The report continues:
The Borough had already considered the land for affordable housing in the context of an extended deliberative process throughout 2018 and 2019. The Borough considered the proposal, but concluded that the best use was still a mixed use concept as previously determined. Since the site is over 20,000 square feet in size, it would conform to the proposed minimum lot size within the proposed overlay zone. In terms of stories, it would conform to the Borough proposal of 3 stories. The M&M proposal however, would not be in conformance with the Borough proposal to require commercial use on the ground floor and the maximum density permitted. Since the Business District is the core of the Borough’s downtown commercial area, it was deemed important by the Borough to maintain a walkable commercial core. This goal requires the maintenance and enhancement of the area rather than diluting the business district with residential development on the ground level.
Under a proposed affordable-housing zone that would overlay the western business district straddling River Road, the site could yield 13 units, of which three would have to be set aside for low-and-moderate-income tenants or buyers, according to the Heyer report.
The status of the proposal could not be learned this week. M&M partner John Taikina did not respond to a redbankgreen request for comment, and borough officials did not immediately respond to an Open Public Records Act request filed Wednesday by redbankgreen seeking the correspondence on the issue.
M&M’s acquisition of the site raises a host of questions about its impact on the plan championed by Lucarelli. Among them: will the firm pursue the housing proposal, or attempt to build something else on the site? Can it leverage the town’s “unmet need” for 370 affordable units, to win approvals, given that the borough itself also wasn’t planning on having first-floor commercial uses on the site? And if M&M does develop the site, where would that leave the consolidation project?
The borough’s moves have largely been shrouded by state law that allows local governments to conduct negotiations over real estate, among other matters, in executive session, or out of public view.
Last week, Lucarelli told redbankgreen that the borough had had “some preliminary back and forth” with M&M, but had not yet begun formal negotiations to acquire the Sunoco site and was waiting to hear back from the firm about meeting dates.

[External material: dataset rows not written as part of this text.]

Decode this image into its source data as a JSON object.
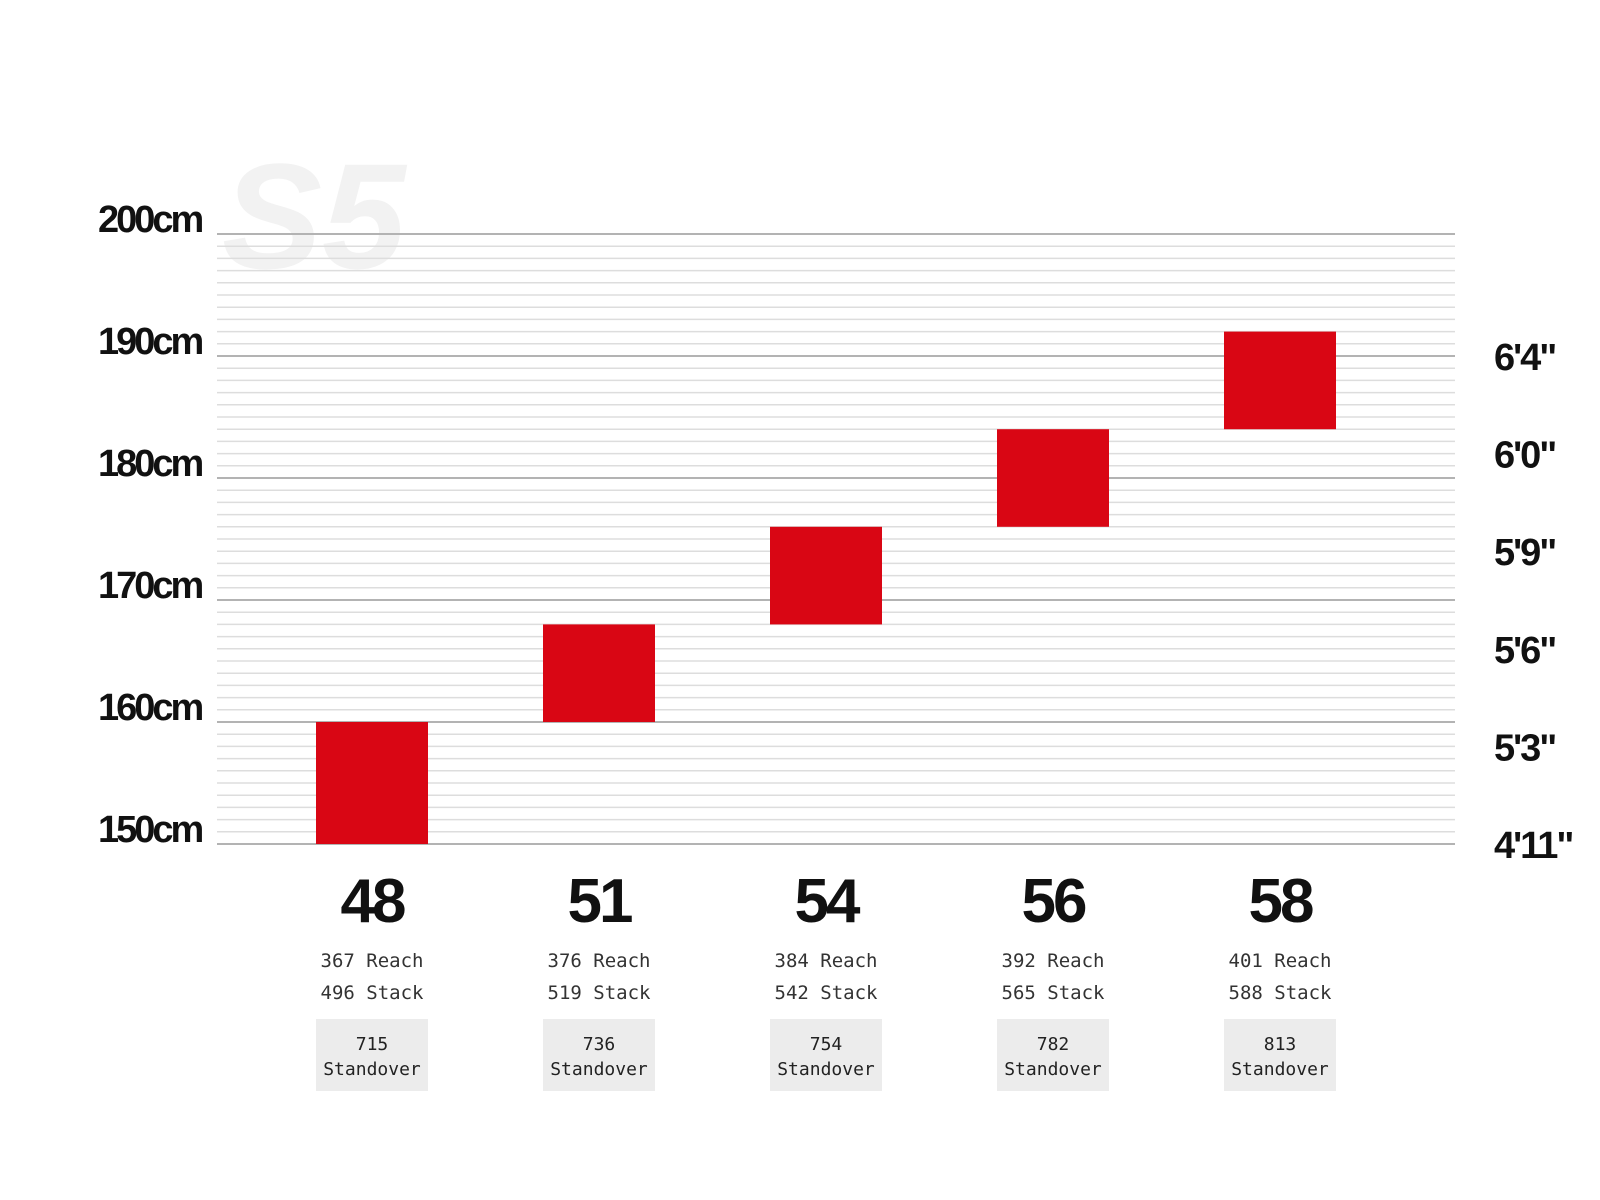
{
  "brand_mark": "S5",
  "colors": {
    "bar": "#d90614",
    "grid_major": "#b3b3b3",
    "grid_minor": "#dddddd",
    "standover_bg": "#ececec"
  },
  "chart_data": {
    "type": "bar",
    "orientation": "vertical-range",
    "ylim": [
      150,
      200
    ],
    "y_unit": "cm",
    "y_ticks": [
      "150cm",
      "160cm",
      "170cm",
      "180cm",
      "190cm",
      "200cm"
    ],
    "y_tick_values": [
      150,
      160,
      170,
      180,
      190,
      200
    ],
    "right_ticks": [
      "4'11\"",
      "5'3\"",
      "5'6\"",
      "5'9\"",
      "6'0\"",
      "6'4\""
    ],
    "right_tick_values": [
      150,
      158,
      166,
      174,
      182,
      190
    ],
    "grid": true,
    "categories": [
      "48",
      "51",
      "54",
      "56",
      "58"
    ],
    "ranges": [
      [
        150,
        160
      ],
      [
        160,
        168
      ],
      [
        168,
        176
      ],
      [
        176,
        184
      ],
      [
        184,
        192
      ]
    ],
    "reach": [
      367,
      376,
      384,
      392,
      401
    ],
    "stack": [
      496,
      519,
      542,
      565,
      588
    ],
    "standover": [
      715,
      736,
      754,
      782,
      813
    ],
    "reach_label": "Reach",
    "stack_label": "Stack",
    "standover_label": "Standover"
  }
}
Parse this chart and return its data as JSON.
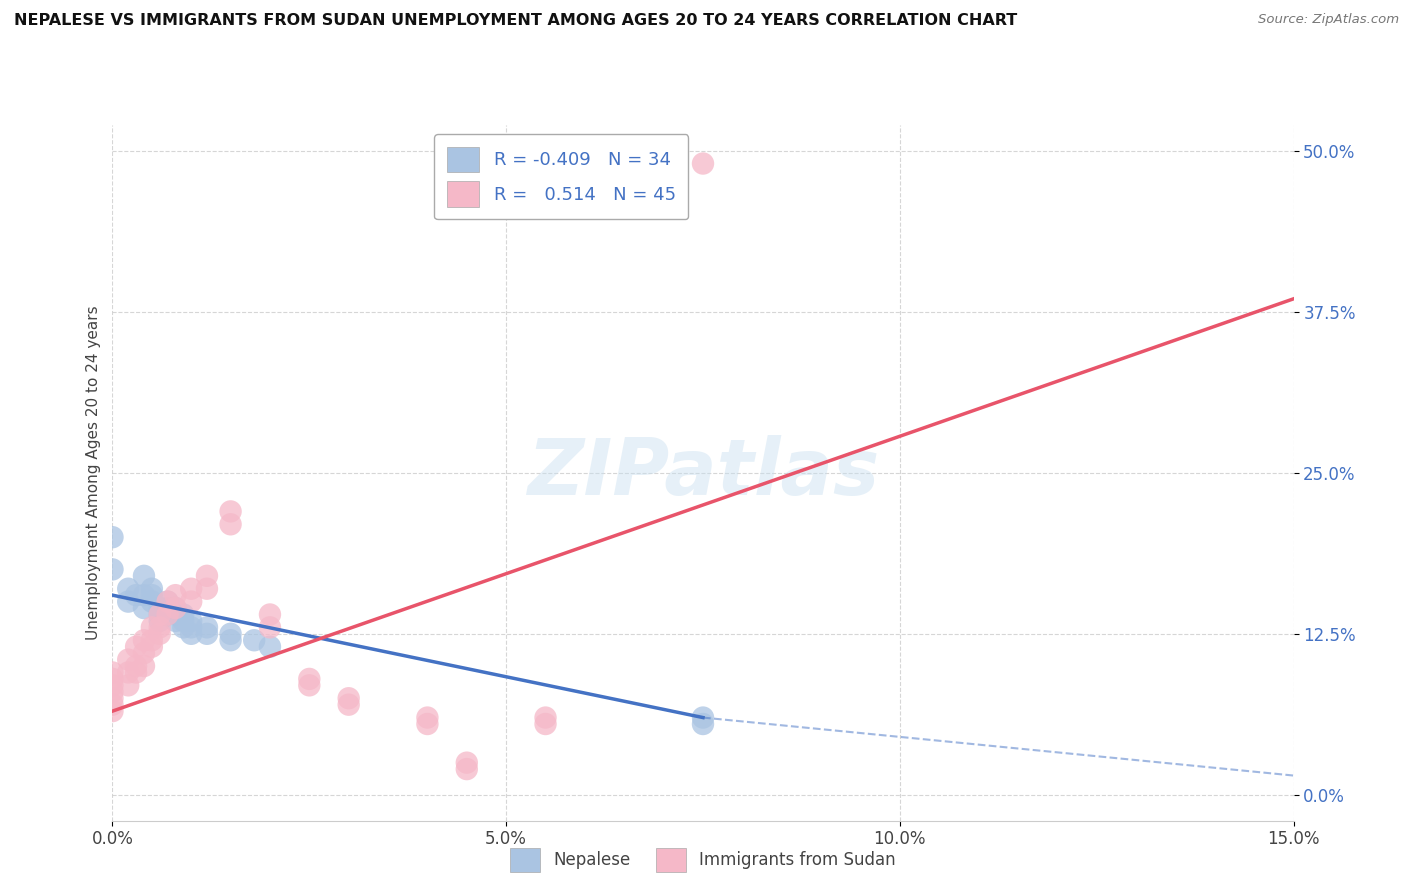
{
  "title": "NEPALESE VS IMMIGRANTS FROM SUDAN UNEMPLOYMENT AMONG AGES 20 TO 24 YEARS CORRELATION CHART",
  "source": "Source: ZipAtlas.com",
  "ylabel": "Unemployment Among Ages 20 to 24 years",
  "xlabel_nepalese": "Nepalese",
  "xlabel_sudan": "Immigrants from Sudan",
  "xmin": 0.0,
  "xmax": 0.15,
  "ymin": -0.02,
  "ymax": 0.52,
  "yticks": [
    0.0,
    0.125,
    0.25,
    0.375,
    0.5
  ],
  "ytick_labels": [
    "0.0%",
    "12.5%",
    "25.0%",
    "37.5%",
    "50.0%"
  ],
  "xticks": [
    0.0,
    0.05,
    0.1,
    0.15
  ],
  "xtick_labels": [
    "0.0%",
    "5.0%",
    "10.0%",
    "15.0%"
  ],
  "legend_r_nepalese": "-0.409",
  "legend_n_nepalese": "34",
  "legend_r_sudan": "0.514",
  "legend_n_sudan": "45",
  "nepalese_color": "#aac4e2",
  "sudan_color": "#f5b8c8",
  "nepalese_line_color": "#4472c4",
  "sudan_line_color": "#e8546a",
  "watermark": "ZIPatlas",
  "background_color": "#ffffff",
  "nepalese_scatter": [
    [
      0.0,
      0.2
    ],
    [
      0.0,
      0.175
    ],
    [
      0.002,
      0.16
    ],
    [
      0.002,
      0.15
    ],
    [
      0.003,
      0.155
    ],
    [
      0.004,
      0.17
    ],
    [
      0.004,
      0.155
    ],
    [
      0.004,
      0.145
    ],
    [
      0.005,
      0.16
    ],
    [
      0.005,
      0.155
    ],
    [
      0.005,
      0.15
    ],
    [
      0.006,
      0.145
    ],
    [
      0.006,
      0.14
    ],
    [
      0.006,
      0.135
    ],
    [
      0.007,
      0.15
    ],
    [
      0.007,
      0.145
    ],
    [
      0.007,
      0.14
    ],
    [
      0.008,
      0.145
    ],
    [
      0.008,
      0.14
    ],
    [
      0.008,
      0.135
    ],
    [
      0.009,
      0.14
    ],
    [
      0.009,
      0.135
    ],
    [
      0.009,
      0.13
    ],
    [
      0.01,
      0.135
    ],
    [
      0.01,
      0.13
    ],
    [
      0.01,
      0.125
    ],
    [
      0.012,
      0.13
    ],
    [
      0.012,
      0.125
    ],
    [
      0.015,
      0.125
    ],
    [
      0.015,
      0.12
    ],
    [
      0.018,
      0.12
    ],
    [
      0.02,
      0.115
    ],
    [
      0.075,
      0.06
    ],
    [
      0.075,
      0.055
    ]
  ],
  "sudan_scatter": [
    [
      0.0,
      0.095
    ],
    [
      0.0,
      0.09
    ],
    [
      0.0,
      0.085
    ],
    [
      0.0,
      0.08
    ],
    [
      0.0,
      0.075
    ],
    [
      0.0,
      0.07
    ],
    [
      0.0,
      0.065
    ],
    [
      0.002,
      0.105
    ],
    [
      0.002,
      0.095
    ],
    [
      0.002,
      0.085
    ],
    [
      0.003,
      0.115
    ],
    [
      0.003,
      0.1
    ],
    [
      0.003,
      0.095
    ],
    [
      0.004,
      0.12
    ],
    [
      0.004,
      0.11
    ],
    [
      0.004,
      0.1
    ],
    [
      0.005,
      0.13
    ],
    [
      0.005,
      0.12
    ],
    [
      0.005,
      0.115
    ],
    [
      0.006,
      0.14
    ],
    [
      0.006,
      0.13
    ],
    [
      0.006,
      0.125
    ],
    [
      0.007,
      0.15
    ],
    [
      0.007,
      0.14
    ],
    [
      0.008,
      0.155
    ],
    [
      0.008,
      0.145
    ],
    [
      0.01,
      0.16
    ],
    [
      0.01,
      0.15
    ],
    [
      0.012,
      0.17
    ],
    [
      0.012,
      0.16
    ],
    [
      0.015,
      0.22
    ],
    [
      0.015,
      0.21
    ],
    [
      0.02,
      0.14
    ],
    [
      0.02,
      0.13
    ],
    [
      0.025,
      0.09
    ],
    [
      0.025,
      0.085
    ],
    [
      0.03,
      0.075
    ],
    [
      0.03,
      0.07
    ],
    [
      0.04,
      0.06
    ],
    [
      0.04,
      0.055
    ],
    [
      0.045,
      0.025
    ],
    [
      0.045,
      0.02
    ],
    [
      0.075,
      0.49
    ],
    [
      0.055,
      0.06
    ],
    [
      0.055,
      0.055
    ]
  ],
  "nep_line": [
    0.0,
    0.155,
    0.075,
    0.06
  ],
  "nep_line_ext": [
    0.075,
    0.06,
    0.15,
    0.015
  ],
  "sud_line": [
    0.0,
    0.065,
    0.15,
    0.385
  ]
}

But there is a plan B if a deal can’t be reached, said Lucarelli: eminent domain. The borough council adopted a condemnation ordinance for the site in October, he noted, “but we haven’t acted on it,” he told said.
“The borough wants to do everything it can to avoid an eminent domain action,” which could trigger “two years of fighting it out” over appropriate payment to M&M, Lucarelli said. “But if push comes to shove, the law states that is a path” the town can take, he said.
Additionally, he said, the borough has a plan C. The borough “is considering another piece of property,” he said. “We have three or four sections of River Road, and we’ve got it down to two sites.”
He declined to identify the sites, but said they had been disclosed in a bond authorization related to the financing of the Sunoco site acquisition and other, unrelated capital projects.
A February 25 update to the ordinance, which added $1.6 million to previously approved spending on various projects, says the money could be used for the acquisition of properties on River Road in tax blocks 25, 29, 30 and 31. The particular lots being targeted are not specified, however.